April 30, 2017

Introvert, Si Nama Belakang

Dulu ada yang bertanya-tanya kenapa ia tidak bisa gabung dengan orang asing lalu akrab lalu ikut cekakak cekikik. Ia juga bertanya kenapa tidak bisa jadi pusat perhatian, tapi malah melipir di tepi. Ia juga heran kenapa setiap kali mencoba berceloteh satu dua kata lalu terbahak demi bikin orang-orang ikut terbahak, sekian detik kemudian, ia malah membenci dirinya sendiri dan ingin lari tunggang langgang sambil tutup wajah. Ia juga kebingungan kenapa tidak pernah dapat satu pun kata-kata yang cocok untuk menanggapi orang-orang yang bicara satu dua paragraf itu. Ia selalu begitu pada orang-orang, seolah ia bukan bagian dari orang-orang itu sendiri. 

Suatu hari, Tukang Tanya itu berkenalan dengan Si Introvert yang mengaku-ngaku sebagai nama belakang Si Tukang Tanya. Katanya, ia tidak boleh sering-sering bersama manusia. Manusia-manusia itulah yang membuat tenaganya habis sampai membuatnya nyaris pingsan. Dirinya sendiri tidak dihitung sebagai manusia, kata introvert. Karena diri sendiri-lah yang menyembuhkan kekurangan tenaga itu. 

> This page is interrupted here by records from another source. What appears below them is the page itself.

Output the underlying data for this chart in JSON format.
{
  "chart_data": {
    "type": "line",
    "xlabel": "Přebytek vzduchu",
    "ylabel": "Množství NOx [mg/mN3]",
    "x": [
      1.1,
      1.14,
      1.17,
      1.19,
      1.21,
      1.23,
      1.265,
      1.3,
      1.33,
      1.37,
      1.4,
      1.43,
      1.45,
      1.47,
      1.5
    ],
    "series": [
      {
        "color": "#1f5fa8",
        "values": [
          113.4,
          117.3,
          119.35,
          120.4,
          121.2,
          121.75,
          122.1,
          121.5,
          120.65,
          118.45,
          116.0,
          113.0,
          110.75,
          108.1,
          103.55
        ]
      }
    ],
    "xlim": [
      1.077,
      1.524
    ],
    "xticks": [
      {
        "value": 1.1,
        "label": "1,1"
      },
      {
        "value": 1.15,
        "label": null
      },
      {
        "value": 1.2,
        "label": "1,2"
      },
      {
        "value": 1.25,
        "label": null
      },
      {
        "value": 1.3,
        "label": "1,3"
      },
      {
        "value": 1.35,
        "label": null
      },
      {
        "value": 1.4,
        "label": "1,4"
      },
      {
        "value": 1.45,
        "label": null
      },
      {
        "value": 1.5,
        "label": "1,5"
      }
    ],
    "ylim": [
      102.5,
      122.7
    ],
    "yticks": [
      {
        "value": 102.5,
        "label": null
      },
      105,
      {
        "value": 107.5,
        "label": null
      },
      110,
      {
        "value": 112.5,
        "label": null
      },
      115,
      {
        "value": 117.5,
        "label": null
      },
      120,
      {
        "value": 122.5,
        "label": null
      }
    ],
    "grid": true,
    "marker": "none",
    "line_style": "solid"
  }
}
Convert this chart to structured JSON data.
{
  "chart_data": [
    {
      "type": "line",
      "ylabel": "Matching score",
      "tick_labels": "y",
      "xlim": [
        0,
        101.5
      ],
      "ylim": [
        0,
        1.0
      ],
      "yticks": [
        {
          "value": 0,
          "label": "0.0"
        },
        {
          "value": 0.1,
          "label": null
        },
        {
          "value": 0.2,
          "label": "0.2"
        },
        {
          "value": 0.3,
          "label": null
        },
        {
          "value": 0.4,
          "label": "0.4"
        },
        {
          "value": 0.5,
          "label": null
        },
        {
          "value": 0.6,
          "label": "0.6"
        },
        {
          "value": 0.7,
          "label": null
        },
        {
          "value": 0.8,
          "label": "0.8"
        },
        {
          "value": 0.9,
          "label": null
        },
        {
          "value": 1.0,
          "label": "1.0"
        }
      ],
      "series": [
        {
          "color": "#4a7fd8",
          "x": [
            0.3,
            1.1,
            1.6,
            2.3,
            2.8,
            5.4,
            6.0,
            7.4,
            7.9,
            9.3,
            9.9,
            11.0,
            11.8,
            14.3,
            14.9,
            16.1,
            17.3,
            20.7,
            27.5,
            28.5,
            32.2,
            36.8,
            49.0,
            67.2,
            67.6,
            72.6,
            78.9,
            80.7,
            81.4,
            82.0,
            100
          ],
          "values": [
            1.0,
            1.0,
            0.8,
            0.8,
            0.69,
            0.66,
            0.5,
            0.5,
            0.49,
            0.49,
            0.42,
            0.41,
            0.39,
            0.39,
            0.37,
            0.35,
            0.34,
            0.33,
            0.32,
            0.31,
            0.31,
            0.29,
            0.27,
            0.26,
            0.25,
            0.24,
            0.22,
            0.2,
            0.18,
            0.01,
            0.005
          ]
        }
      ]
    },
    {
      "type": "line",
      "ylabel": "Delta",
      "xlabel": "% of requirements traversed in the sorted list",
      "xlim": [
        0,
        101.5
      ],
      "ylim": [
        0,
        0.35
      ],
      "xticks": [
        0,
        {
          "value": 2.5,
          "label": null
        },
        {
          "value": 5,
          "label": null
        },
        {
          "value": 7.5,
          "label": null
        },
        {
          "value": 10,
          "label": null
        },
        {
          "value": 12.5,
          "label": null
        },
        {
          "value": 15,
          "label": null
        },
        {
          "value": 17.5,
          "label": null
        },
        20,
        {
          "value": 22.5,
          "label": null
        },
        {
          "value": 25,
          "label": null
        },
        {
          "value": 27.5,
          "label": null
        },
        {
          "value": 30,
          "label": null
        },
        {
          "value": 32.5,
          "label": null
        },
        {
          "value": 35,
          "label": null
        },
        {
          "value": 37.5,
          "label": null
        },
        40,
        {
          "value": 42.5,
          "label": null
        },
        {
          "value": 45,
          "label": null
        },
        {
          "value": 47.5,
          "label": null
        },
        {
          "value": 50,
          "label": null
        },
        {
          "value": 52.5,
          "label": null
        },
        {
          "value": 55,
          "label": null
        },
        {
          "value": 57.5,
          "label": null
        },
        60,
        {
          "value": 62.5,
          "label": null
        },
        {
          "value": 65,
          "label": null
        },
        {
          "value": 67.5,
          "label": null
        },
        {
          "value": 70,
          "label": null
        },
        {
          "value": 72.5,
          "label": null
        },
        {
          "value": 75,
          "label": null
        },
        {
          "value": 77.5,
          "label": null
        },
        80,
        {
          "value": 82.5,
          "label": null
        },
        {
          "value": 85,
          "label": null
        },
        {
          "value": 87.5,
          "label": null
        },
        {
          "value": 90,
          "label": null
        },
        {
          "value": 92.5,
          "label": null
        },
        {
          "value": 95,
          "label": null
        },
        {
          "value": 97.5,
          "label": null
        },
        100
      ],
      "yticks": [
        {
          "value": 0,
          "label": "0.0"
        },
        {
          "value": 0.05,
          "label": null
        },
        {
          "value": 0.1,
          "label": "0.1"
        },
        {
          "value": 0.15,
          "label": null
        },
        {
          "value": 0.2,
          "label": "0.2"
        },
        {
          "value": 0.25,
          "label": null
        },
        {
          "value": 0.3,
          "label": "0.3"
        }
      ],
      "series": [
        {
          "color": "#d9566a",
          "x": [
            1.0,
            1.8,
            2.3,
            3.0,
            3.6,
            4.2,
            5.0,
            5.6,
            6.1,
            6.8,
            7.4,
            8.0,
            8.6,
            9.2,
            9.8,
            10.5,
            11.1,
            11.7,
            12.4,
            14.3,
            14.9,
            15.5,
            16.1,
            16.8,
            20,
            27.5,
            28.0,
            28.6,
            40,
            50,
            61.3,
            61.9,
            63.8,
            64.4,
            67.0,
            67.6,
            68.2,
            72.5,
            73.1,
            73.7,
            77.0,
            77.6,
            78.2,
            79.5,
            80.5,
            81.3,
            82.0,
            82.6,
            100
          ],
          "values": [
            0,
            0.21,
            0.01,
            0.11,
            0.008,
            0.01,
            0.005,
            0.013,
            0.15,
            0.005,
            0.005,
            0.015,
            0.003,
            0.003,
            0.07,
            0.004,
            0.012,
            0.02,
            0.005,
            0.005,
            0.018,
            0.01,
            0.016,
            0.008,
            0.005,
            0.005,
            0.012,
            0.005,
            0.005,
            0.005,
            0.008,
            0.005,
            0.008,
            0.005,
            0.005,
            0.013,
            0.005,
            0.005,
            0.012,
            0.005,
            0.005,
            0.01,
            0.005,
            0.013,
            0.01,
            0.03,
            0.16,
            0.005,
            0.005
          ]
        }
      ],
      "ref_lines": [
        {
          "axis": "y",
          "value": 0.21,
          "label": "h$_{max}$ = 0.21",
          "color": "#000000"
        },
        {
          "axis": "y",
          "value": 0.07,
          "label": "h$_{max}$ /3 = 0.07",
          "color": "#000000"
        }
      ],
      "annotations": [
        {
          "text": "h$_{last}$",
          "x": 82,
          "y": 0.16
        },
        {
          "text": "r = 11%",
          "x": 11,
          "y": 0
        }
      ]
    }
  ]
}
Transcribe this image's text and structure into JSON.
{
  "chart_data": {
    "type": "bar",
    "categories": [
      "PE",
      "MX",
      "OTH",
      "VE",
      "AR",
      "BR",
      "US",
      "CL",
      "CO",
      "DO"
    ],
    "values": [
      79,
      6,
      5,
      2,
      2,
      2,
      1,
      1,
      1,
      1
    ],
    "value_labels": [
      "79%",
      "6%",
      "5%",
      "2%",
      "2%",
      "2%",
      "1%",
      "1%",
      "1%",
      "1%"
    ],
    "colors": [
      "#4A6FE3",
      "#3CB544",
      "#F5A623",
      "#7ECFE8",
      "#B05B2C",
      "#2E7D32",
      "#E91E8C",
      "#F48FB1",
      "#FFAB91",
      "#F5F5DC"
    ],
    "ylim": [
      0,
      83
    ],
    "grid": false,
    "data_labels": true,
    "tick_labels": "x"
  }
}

Tapi waktu itu Si Tukang Tanya masih keras kepala. Ia masih sering bersama orang-orang sambil berusaha ikut-ikutan jadi makhluk sok asik, membelok-belokkan pita suara supaya terdengar ramah, menarik-narik ujung bibir sampai nyaris sobek supaya kelihatan selalu senyum, pokoknya dia masih ngotot melakukan hal yang ia bingungkan. Satu dua hari mungkin ia masih bisa saja bertahan, tapi lama kelamaan, benar juga.. tenaganya habis. Tidak berkurang pula rasa bencinya pada diri sendiri. Apalagi keinginannya untuk lari tunggang langgang, tidak berkurang sedikit pun. 

Akhirnya ia mulai percaya pada nama belakangnya. Ia tidak lagi berusaha jadi pusat perhatian, karena itu justru akan memakan ubun-ubunnya. Ia tidak lagi berusaha jungkir balik demi menyenangkan orang lain, karena itu justru akan mencabut jiwanya. Ia pun melipir pelan-pelan, membiarkan manusia-manusia itu hidup di bawah atap mereka masing-masing. Ia pergi di keramaian sambil membawa-bawa isi kepalanya yang nyaring, padahal mulutnya bungkam. Ia ada di antara orang-orang seolah jadi bagian dari mereka, padahal hanya jadi pengamat. Ia berada di lautan percakapan sambil cengar-cengir, padahal ingin cepat-cepat hengkang dari yang bising-bising itu.

Semuanya pun baik-baik saja. Tidak ada tenaga yang habis, semuanya isi penuh, full tank. Si Tukang Tanya pun bahagia. Ia ingin selamanya hidup seperti itu. Hingga suatu hari ada manusia yang bilang bahwa suatu hari akan tiba waktunya seorang manusia datang merecoki hidup sendirinya, selama 24 jam sehari, seumur hidupnya. Lalu manusia yang datang itu akan membuatkannya satu manusia lagi, lagi, lagi, hingga sekian puluh manusia. 

Si Tukang Tanya pun sadar bahwa nama belakangnya tidak benar-benar dapat dipercaya.